If one or more of the patient’s symptoms are observed in the zebrafish knock-out or knock-in model, the zebrafish can be used for further studies to help determine why the mutation in that gene causes the disease. For instance, the structure of the muscle fibers can be examined for abnormalities under the microscope if the patient has a muscle disease. Or if the patient’s disease symptoms began during development in utero, knock-out or knock-in zebrafish embryos can be examined for gene expression changes (compared to embryos without the mutation) that could lead to abnormal development. For a patient with a neurological disease, the neurons of knock-out embryos can be fluorescently labeled to see if they form incorrectly.

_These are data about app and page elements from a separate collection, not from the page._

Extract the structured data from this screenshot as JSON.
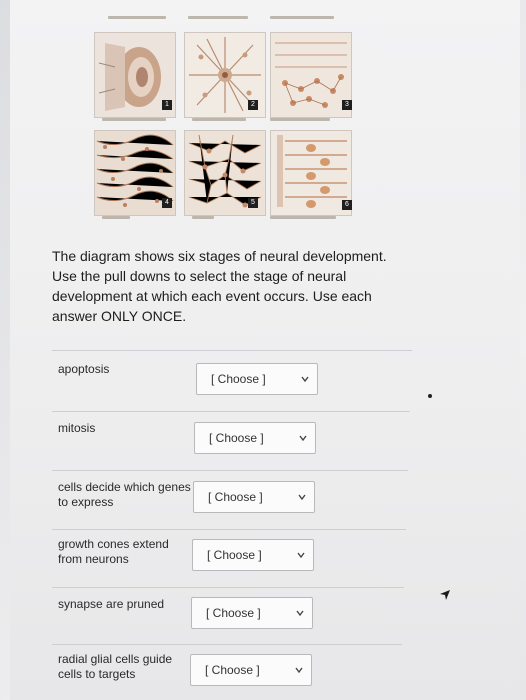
{
  "prompt": {
    "text": "The diagram shows six stages of neural development. Use the pull downs to select the stage of neural development at which each event occurs. Use each answer ONLY ONCE."
  },
  "figure": {
    "panel_numbers": [
      "1",
      "2",
      "3",
      "4",
      "5",
      "6"
    ]
  },
  "questions": [
    {
      "label": "apoptosis",
      "select_value": "[ Choose ]"
    },
    {
      "label": "mitosis",
      "select_value": "[ Choose ]"
    },
    {
      "label": "cells decide which genes to express",
      "select_value": "[ Choose ]"
    },
    {
      "label": "growth cones extend from neurons",
      "select_value": "[ Choose ]"
    },
    {
      "label": "synapse are pruned",
      "select_value": "[ Choose ]"
    },
    {
      "label": "radial glial cells guide cells to targets",
      "select_value": "[ Choose ]"
    }
  ],
  "colors": {
    "panel_bg": "#efe7df",
    "cell": "#c89b7a",
    "fiber": "#b07a56",
    "badge": "#1f1f1f"
  }
}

In addition to utilizing zebrafish disease models to characterize human diseases, researchers can also identify and test new drugs to treat the diseases being modeled. The ability of zebrafish to generate many embryos every time they breed makes them especially useful for high throughput drug screening.
The generation of a knock-out of the dystrophin gene in zebrafish has been shown to closely resemble the severity and progression of the human disease Duchenne muscular dystrophy. Patients with Duchenne muscular dystrophy have been found to carry mutations in dystrophin and demonstrate childhood muscle weakness that gets progressively worse. In both humans and the zebrafish model, the loss of dystrophin gradually leads to necrotic muscle fibers that are replaced by inflammatory cells, fibrosis, and abnormally sized muscle fibers.
This figure shows visual differences in muscle between wild-type zebrafish larva (A, B, C) and distrophic larva (A’, B’, C’). Source: http://www.ncbi.nlm.nih.gov/pmc/articles/PMC3484855/
Human melanoma has also been successfully modeled in zebrafish. The most commonly identified mutation in human melanomas—a single amino acid change in the gene BRAF—was created in zebrafish to make a knock-in model. Since cancers are caused by a combination of several genetic alterations, this knock-in zebrafish line was used to screen other potential cancer causing mutations. When another commonly observed melanoma mutation of the geneSETDB1 was added to the BRAF knock-in zebrafish, a melanoma rapidly developed. These results helped to establish that SETDB1 is an important gene in melanoma growth.
Images of a knock-in zebrafish that expresses the BRAFmutation alone (top) and one that was also injected with a transposon-based vector (miniCoopR) containing a mutant form of the gene SETDB1 (bottom). The addition of theSETB1 mutation resulted in melanoma (indicated by the arrow). Source:http://www.ncbi.nlm.nih.gov/pmc/articles/PMC3348545/
Those examples of how humans and zebrafish can manifest the same disease despite how different we appear make it is easy to understand why zebrafish are becoming a well-accepted animal model. Here in the NIH Undiagnosed Diseases Program, we perform studies using zebrafish as one of several approaches to investigate the potential involvement of altered genes in our patients’ extremely rare diseases. While mice have been the predominant animal bridge between the bench and bedside in the past, recent studies have demonstrated the potential of zebrafish to serve as a tractable alternative to mice. The timing of the adoption of zebrafish as an emerging model organism could not be better, as mouse studies often fail to translate to humans. Although no animal can perfectly model a human disease, I believe these little striped swimmers have great potential for advancing medical research in the future.